Languages
Our Lady of the Island
Madonna del Mare stories in Favignana
I am the Madonna del Mare (the Lady of the Sea), I live in the four island corners. Here the water raises the tuna and it lifts it towards death, its eternal life. The islanders do not see the sea, as the hunter no longer sees the leaves on the tree. One thing stops existing if it has always been there.
Even the fishermen can not swim because the water bathes the island, just as the sun dries it and the moon lights it. The sea is used to bring fish or float boats. They do not recognize the turquoise reflections that tourists photograph, like the dry agaves and the worn tuff, because they speak different languages.
The islanders do not see the sea, as the hunter no longer sees the leaves on the tree. One thing stops existing if it has always been there.
I am the Madonna of the arid land, where the white rat flees and the snake with its sharp teeth crawls. The aroma of wild fennel torments women. At night everything is nice because the little lights illuminate the Nature exhausted, even tuff seems as polished as the marble of kings residences.
The dust on the ground still carries the sweat of the men who pushed the crumbly stone towards the ships, transported and adapted in a new environment, in the city with a different blue in the sky seen from behind the crystal windows, in houses where nothing is there to case and everything is the right place.
I am the Madonna of the tonnara, I watched over the women who had 9 children and who lost 9 of them, on the "fetuso" child left among others in the small Kindergarten, and also on the rich stranger wrong son, who had ruined a family reputation.
I watched over the possessed women who were howling for love and death from the body of other poor women, and only the priest could free them; on those who saw the "patruneddri" (ghosts) because they had light blood and kept the picture of the Dolomites on the sofa; also on those with the kitchen stove in the courtyard, sheltered by a large umbrella, open on sauces and fried cooked to fatten the family and keep it close.

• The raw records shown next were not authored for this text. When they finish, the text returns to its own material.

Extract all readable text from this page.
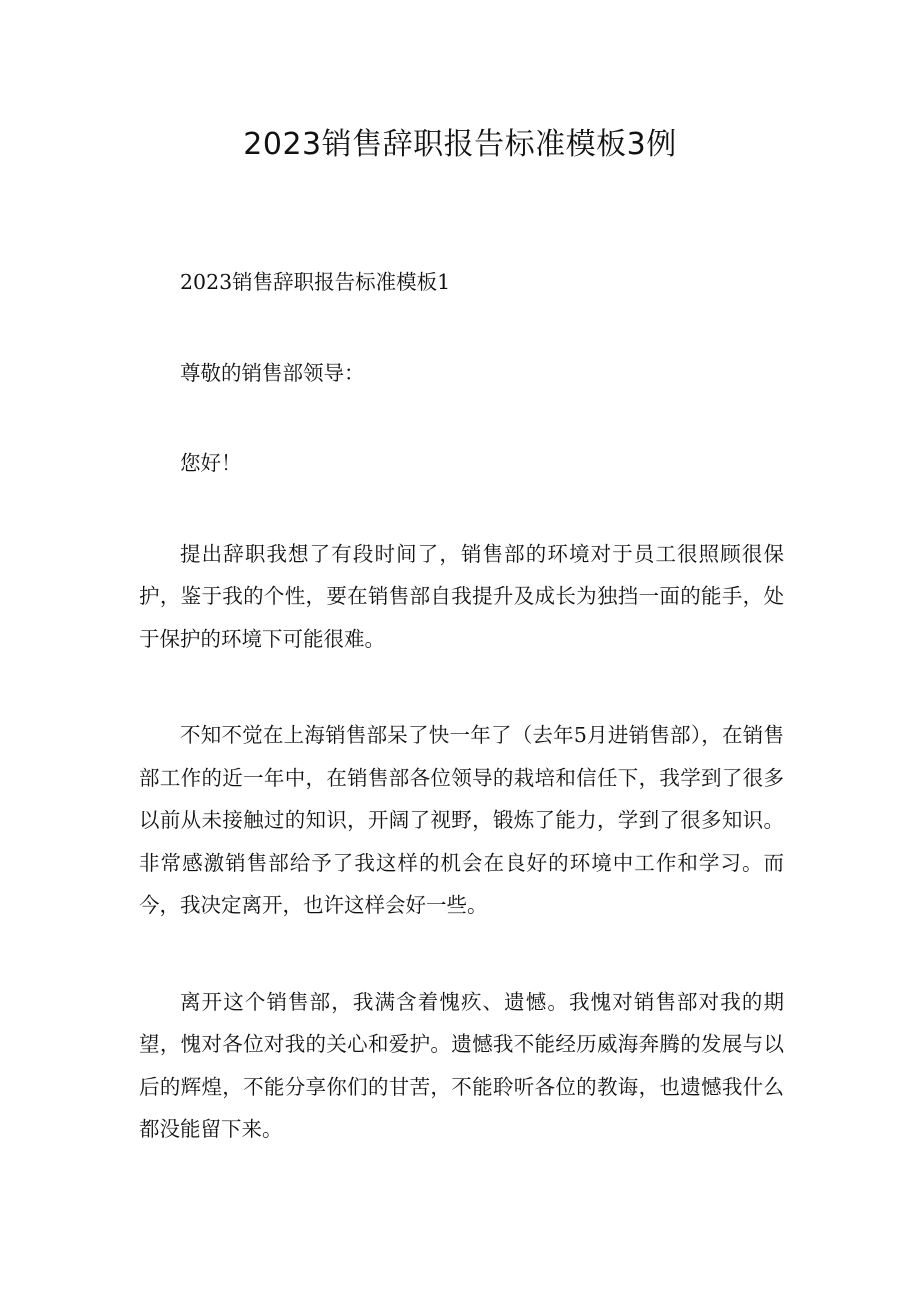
2023销售辞职报告标准模板3例

2023销售辞职报告标准模板1

尊敬的销售部领导：

您好！

提出辞职我想了有段时间了，销售部的环境对于员工很照顾很保护，鉴于我的个性，要在销售部自我提升及成长为独挡一面的能手，处于保护的环境下可能很难。

不知不觉在上海销售部呆了快一年了（去年5月进销售部），在销售部工作的近一年中，在销售部各位领导的栽培和信任下，我学到了很多以前从未接触过的知识，开阔了视野，锻炼了能力，学到了很多知识。非常感激销售部给予了我这样的机会在良好的环境中工作和学习。而今，我决定离开，也许这样会好一些。

离开这个销售部，我满含着愧疚、遗憾。我愧对销售部对我的期望，愧对各位对我的关心和爱护。遗憾我不能经历威海奔腾的发展与以后的辉煌，不能分享你们的甘苦，不能聆听各位的教诲，也遗憾我什么都没能留下来。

I am the Madonna of the work, I accompany without a compass on the sea the men taking tourists to swim, and they answer the questions badly, because they feel threatened by what they do not know.
I accompany the confused who found themselves on a new path, from evening to morning, and they serve fake Mazzara red prawns to get on, and I drive those who leave an open air dump near the cemetery, where the green plants of capers infest the dirty rocks.
I am the Madonna of the hidden church, the passer-by spies me from behind the bars and rests on the stone bench, cursing the noise of the power plant.
Even from here I have to illuminate the darkness to show that an accident hides a possibility, and when a plant closes there is still the hope of being and doing things.
Because there is no worse thing for men to live without a reason.